Teachers union leaders have agreed to sellout contracts in districts across the state over the past year, including in Boston, Melrose and Brookline. Despite the determination on the part of teachers to fight for wage increases to keep up with inflation and improvements to working conditions and teacher and student safety, the Massachusetts teachers unions have kept educators on the job without a contract for months or even years, and done everything in their power to avoid strike action.

Earlier in January, after nearly 200 days working without a contract, over 99 percent of Melrose teachers voted to authorize a strike. However, a strike that was set to begin January 17 was averted when a deal was agreed to by the Melrose Education Association. The deal included “cost-of-living and market adjustments” totaling only 10 percent over the course of a three-year contract, again far below the rate of inflation.

Weymouth Public Schools teachers are currently working without a contract. In December, Quincy teachers protested outside school committee meetings to demand better pay and benefits, including more family leave and longevity pay.
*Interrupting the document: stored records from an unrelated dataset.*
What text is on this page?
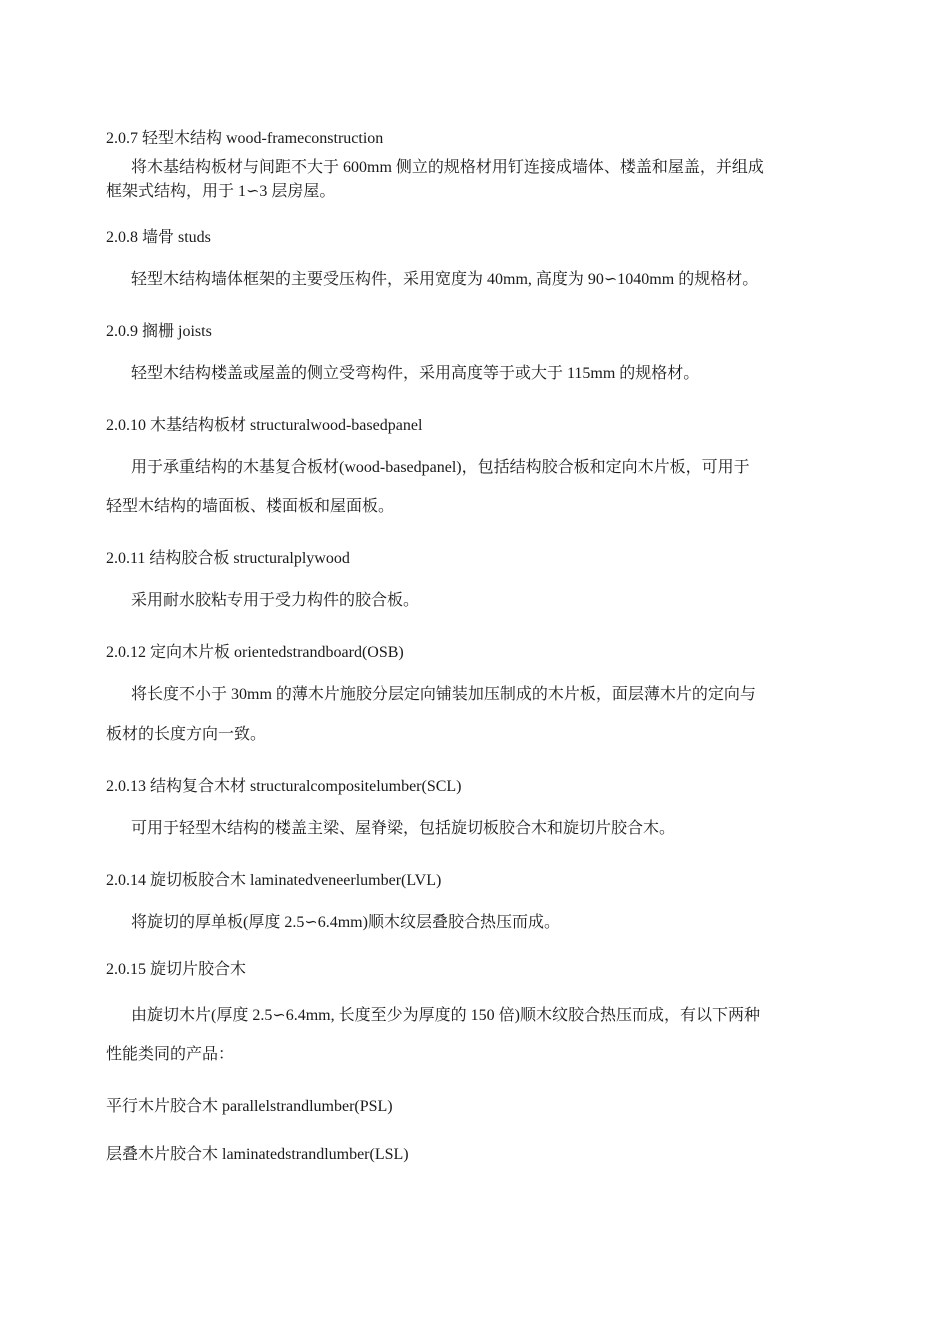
2.0.7 轻型木结构 wood-frameconstruction
将木基结构板材与间距不大于 600mm 侧立的规格材用钉连接成墙体、楼盖和屋盖，并组成
框架式结构，用于 1∽3 层房屋。
2.0.8 墙骨 studs
轻型木结构墙体框架的主要受压构件，采用宽度为 40mm, 高度为 90∽1040mm 的规格材。
2.0.9 搁栅 joists
轻型木结构楼盖或屋盖的侧立受弯构件，采用高度等于或大于 115mm 的规格材。
2.0.10 木基结构板材 structuralwood-basedpanel
用于承重结构的木基复合板材(wood-basedpanel)，包括结构胶合板和定向木片板，可用于
轻型木结构的墙面板、楼面板和屋面板。
2.0.11 结构胶合板 structuralplywood
采用耐水胶粘专用于受力构件的胶合板。
2.0.12 定向木片板 orientedstrandboard(OSB)
将长度不小于 30mm 的薄木片施胶分层定向铺装加压制成的木片板，面层薄木片的定向与
板材的长度方向一致。
2.0.13 结构复合木材 structuralcompositelumber(SCL)
可用于轻型木结构的楼盖主梁、屋脊梁，包括旋切板胶合木和旋切片胶合木。
2.0.14 旋切板胶合木 laminatedveneerlumber(LVL)
将旋切的厚单板(厚度 2.5∽6.4mm)顺木纹层叠胶合热压而成。
2.0.15 旋切片胶合木
由旋切木片(厚度 2.5∽6.4mm, 长度至少为厚度的 150 倍)顺木纹胶合热压而成，有以下两种
性能类同的产品：
平行木片胶合木 parallelstrandlumber(PSL)
层叠木片胶合木 laminatedstrandlumber(LSL)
In struggle after struggle, the teachers unions have suppressed strikes and worked to shut them down when they have been forced to call them by the membership. Fines such as those paid by the HEA should not be accepted. Teachers in Woburn and other districts should reject the threats of the state to fine them for exercising their democratic right to strike and order their union leadership not to hand over their dues money to the state.

Educators should build rank-and-file committees that bring together teachers, parents and students from across all state districts to organize united action to defend teachers’ pay and working conditions and fight for the defense of safe, quality education.